Mack's Minute February 15, 2020

This past Sunday we looked at Matthew 5:13-20, the well known passage on salt and light. I want to take a closer look on what Jesus says about being the light of the world. Jesus reminds his disciples that when they light a lamp, they don’t cover it with a bushel, they put it on a nightstand so that it can illuminate the room. As modern readers who can illuminate a whole room with the flip of a switch, we sometimes forget the importance of light. With our apparent control over light, we don’t have to rely on where the sun is. This makes it hard to imagine what life was like when all people had at night was a small lamp or candle. And this one small light would light up the entire room. Jesus tells us that we are light; each one of us is a lamp. When we let our light shine, we can collectively light up the whole world.
                                                                                                                      
Yet, when our lights are covered by a bushel (covered, not snuffed out), they cease to be useful. What are things that may be a bushel in your life, that keeps your light from shining? Dr. Amy Oden, professor of early church history and spirituality, gives several suggestions of what bushels may be covering a congregation’s light. She writes,
 
Maybe the bushel is an inferiority complex, a lack of confidence that comes from chronically comparing ourselves to the big church across town or to the good, old days when our church was full of children and youth. The inferiority bushel blocks out God’s light.

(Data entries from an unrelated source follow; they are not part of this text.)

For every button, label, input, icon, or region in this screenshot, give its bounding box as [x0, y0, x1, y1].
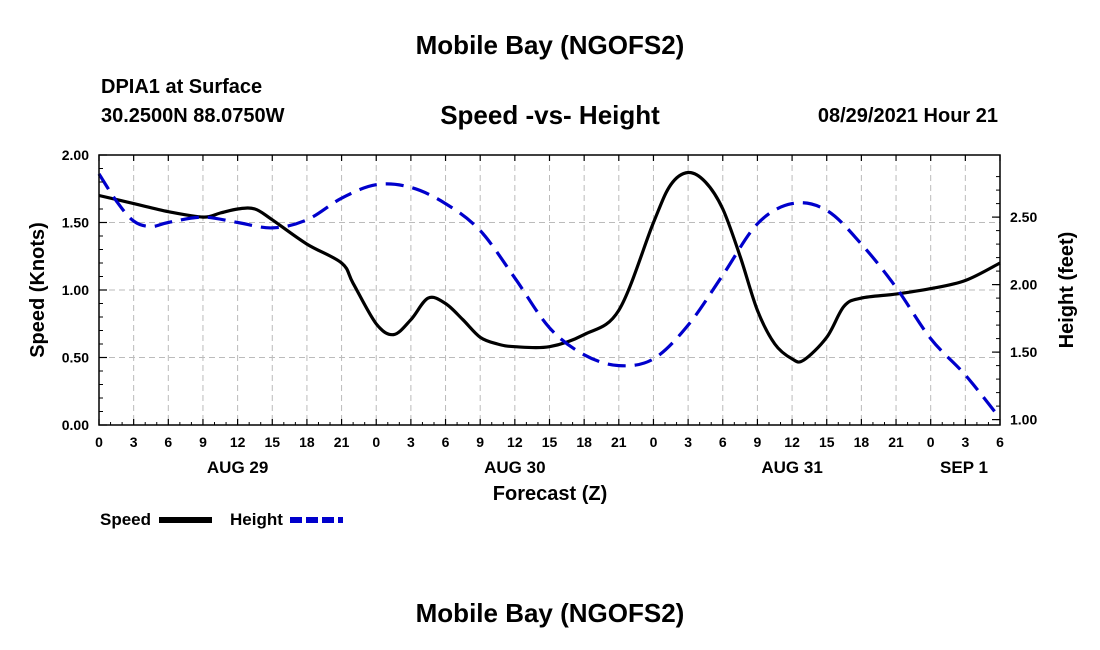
y-tick-label: 1.00 — [62, 282, 89, 298]
x-tick-label: 12 — [230, 434, 246, 450]
x-tick-label: 15 — [264, 434, 280, 450]
forecast-timestamp: 08/29/2021 Hour 21 — [817, 105, 998, 127]
legend-label-height: Height — [230, 510, 283, 529]
day-label: SEP 1 — [940, 458, 988, 477]
y-tick-label: 0.00 — [62, 417, 89, 433]
x-tick-label: 9 — [754, 434, 762, 450]
x-tick-label: 21 — [888, 434, 904, 450]
x-tick-label: 6 — [442, 434, 450, 450]
y2-tick-label: 2.50 — [1010, 209, 1037, 225]
x-tick-label: 15 — [542, 434, 558, 450]
x-tick-label: 0 — [927, 434, 935, 450]
x-tick-label: 12 — [784, 434, 800, 450]
day-label: AUG 30 — [484, 458, 545, 477]
x-tick-label: 6 — [164, 434, 172, 450]
y-tick-label: 1.50 — [62, 215, 89, 231]
series-lines — [97, 170, 1002, 420]
station-coordinates: 30.2500N 88.0750W — [101, 105, 285, 127]
x-tick-label: 21 — [611, 434, 627, 450]
x-tick-label: 18 — [576, 434, 592, 450]
x-tick-label: 9 — [476, 434, 484, 450]
station-name: DPIA1 at Surface — [101, 76, 263, 98]
day-label: AUG 29 — [207, 458, 268, 477]
x-tick-label: 18 — [854, 434, 870, 450]
x-tick-label: 3 — [407, 434, 415, 450]
x-tick-label: 3 — [961, 434, 969, 450]
y2-tick-label: 2.00 — [1010, 277, 1037, 293]
series-line-height — [97, 173, 1002, 420]
x-tick-label: 18 — [299, 434, 315, 450]
day-label: AUG 31 — [761, 458, 822, 477]
x-tick-label: 6 — [996, 434, 1004, 450]
chart-title: Speed -vs- Height — [440, 100, 660, 130]
y-axis-title-height: Height (feet) — [1056, 232, 1078, 349]
y-tick-label: 2.00 — [62, 147, 89, 163]
x-tick-label: 12 — [507, 434, 523, 450]
x-tick-label: 6 — [719, 434, 727, 450]
x-tick-label: 3 — [130, 434, 138, 450]
x-tick-label: 0 — [650, 434, 658, 450]
series-line-speed — [98, 170, 1001, 364]
axes: 0 3 6 9 12 15 18 21 0 3 6 9 12 15 18 21 0 3 6 9 12 15 18 21 0 3 6 A… — [62, 147, 1038, 477]
x-tick-label: 0 — [95, 434, 103, 450]
x-tick-label: 9 — [199, 434, 207, 450]
x-axis-title: Forecast (Z) — [493, 483, 607, 505]
y2-tick-label: 1.00 — [1010, 412, 1037, 428]
x-tick-label: 21 — [334, 434, 350, 450]
legend-label-speed: Speed — [100, 510, 151, 529]
bottom-title: Mobile Bay (NGOFS2) — [415, 598, 685, 628]
y-tick-label: 0.50 — [62, 350, 89, 366]
x-tick-label: 0 — [372, 434, 380, 450]
y-axis-title-speed: Speed (Knots) — [27, 222, 49, 358]
legend: Speed Height — [100, 510, 343, 529]
top-title: Mobile Bay (NGOFS2) — [415, 30, 685, 60]
grid — [99, 155, 1000, 425]
x-tick-label: 3 — [684, 434, 692, 450]
y2-tick-label: 1.50 — [1010, 344, 1037, 360]
x-tick-label: 15 — [819, 434, 835, 450]
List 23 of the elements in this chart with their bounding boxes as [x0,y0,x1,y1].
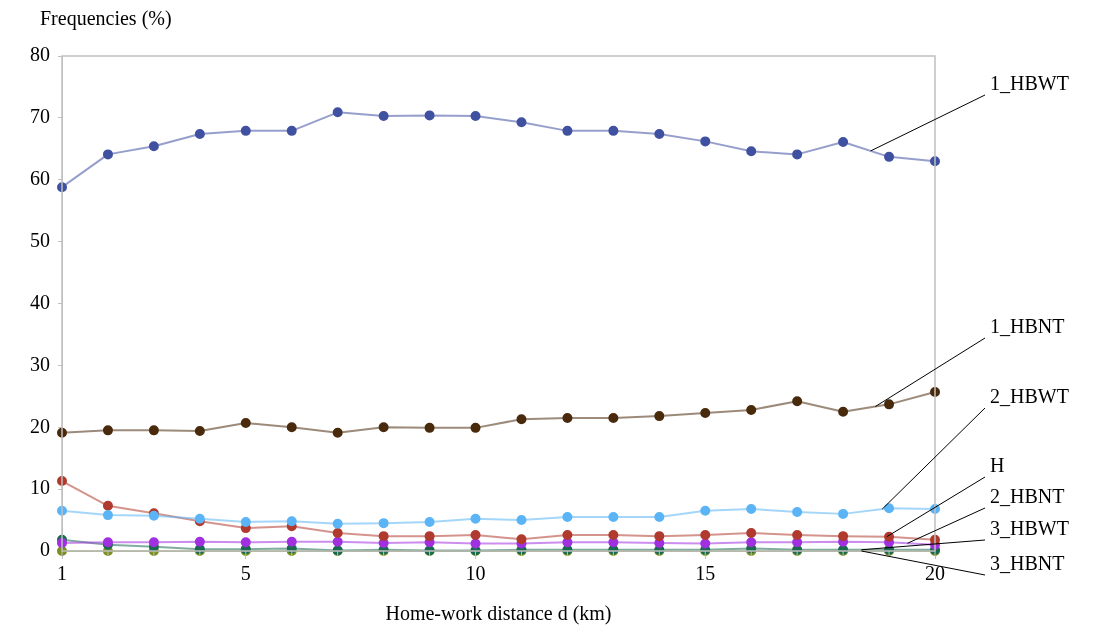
x-axis-title: Home-work distance d (km) [385,602,612,626]
text: 2_HBWT [990,385,1069,408]
y-tick-label: 80 [30,43,50,66]
y-axis-title: Frequencies (%) [40,7,172,31]
x-tick-label: 10 [465,562,486,585]
text: 3_HBWT [990,517,1069,540]
text: 3_HBNT [990,552,1065,575]
y-tick-label: 60 [30,167,50,189]
x-tick-label: 1 [57,562,67,585]
x-tick-label: 15 [695,562,716,585]
y-tick-label: 70 [30,105,50,128]
text: H [990,454,1005,477]
x-tick-label: 5 [240,562,251,585]
text: 2_HBNT [990,485,1065,508]
y-tick-label: 10 [30,476,50,499]
y-tick-label: 20 [30,414,50,437]
x-tick-label: 20 [925,562,945,585]
y-tick-label: 0 [40,538,50,561]
y-tick-label: 40 [30,290,50,313]
y-tick-label: 50 [30,228,50,251]
text: 1_HBNT [990,315,1065,338]
text: 1_HBWT [990,72,1069,95]
y-tick-label: 30 [30,352,50,375]
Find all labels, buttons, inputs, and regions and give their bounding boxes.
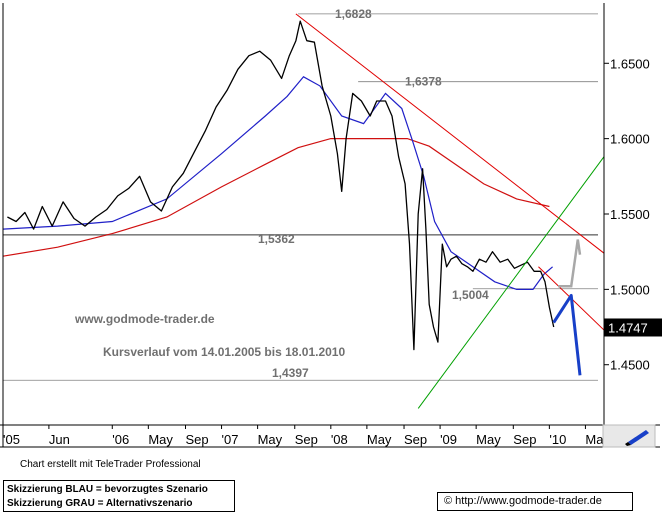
blue-scenario-line [552, 293, 582, 376]
y-tick-label: 1.6000 [610, 132, 650, 147]
footer-credit: Chart erstellt mit TeleTrader Profession… [20, 459, 201, 470]
x-tick-label: '05 [3, 432, 20, 447]
x-tick-label: Sep [404, 432, 427, 447]
x-tick-label: May [476, 432, 501, 447]
green-trendline [417, 156, 605, 409]
x-tick-label: May [367, 432, 392, 447]
level-label: 1,5004 [452, 288, 489, 302]
x-tick-label: Jun [49, 432, 70, 447]
x-tick-label: '07 [222, 432, 239, 447]
watermark: www.godmode-trader.de [74, 312, 215, 326]
legend-blue-text: Skizzierung BLAU = bevorzugtes Szenario [7, 484, 208, 495]
x-tick-label: Sep [513, 432, 536, 447]
last-price-box [604, 318, 662, 337]
y-tick-label: 1.5000 [610, 282, 650, 297]
level-label: 1,6378 [405, 75, 442, 89]
x-tick-label: '08 [331, 432, 348, 447]
x-tick-label: '09 [440, 432, 457, 447]
copyright-icon: © [444, 495, 453, 507]
gray-scenario-line [558, 239, 582, 288]
y-tick-label: 1.5500 [610, 207, 650, 222]
x-tick-label: '06 [112, 432, 129, 447]
y-tick-label: 1.6500 [610, 56, 650, 71]
toolbar-button[interactable] [602, 424, 656, 448]
red-moving-average [2, 138, 550, 257]
legend-gray-text: Skizzierung GRAU = Alternativszenario [7, 498, 193, 509]
pencil-chart-icon [625, 430, 649, 446]
blue-moving-average [2, 76, 553, 290]
x-tick-label: Sep [185, 432, 208, 447]
chart-title: Kursverlauf vom 14.01.2005 bis 18.01.201… [103, 345, 345, 359]
price-line [7, 20, 555, 351]
footer-url[interactable]: http://www.godmode-trader.de [455, 495, 602, 507]
red-trendline [295, 13, 605, 254]
level-label: 1,4397 [272, 366, 309, 380]
last-price-label: 1.4747 [608, 320, 648, 335]
y-tick-label: 1.4500 [610, 358, 650, 373]
x-tick-label: Sep [295, 432, 318, 447]
scenario-legend: Skizzierung BLAU = bevorzugtes Szenario … [3, 480, 235, 512]
x-tick-label: May [258, 432, 283, 447]
x-tick-label: '10 [549, 432, 566, 447]
x-tick-label: May [148, 432, 173, 447]
url-box[interactable]: © http://www.godmode-trader.de [437, 492, 633, 511]
level-label: 1,6828 [335, 7, 372, 21]
level-label: 1,5362 [258, 232, 295, 246]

Or perhaps the bushel is the self-absorption of internal conflicts. While conflict is an expected part of any human organization, when conflict becomes an excuse for unproductive institutional self-absorption, then it is a bushel that prevents our light from shining.

Or perhaps the bushel is the fantasy church in our minds. This sort of bushel is seductive because it seems so positive and feels so good. Such holy longing for an imagined future can indeed fuel us. However, it is equally likely that we indulge in lots of incantational speech without any concrete action or effort in the present. Our church fantasies can leave us unable to build a common life with the real people around us. Magical thinking covers our light.


People of God, we’ve got work to do, individually and collectively. This week, I invite you to take a closer look at your own life and think about what may be a bushel that’s keeping your light from shining.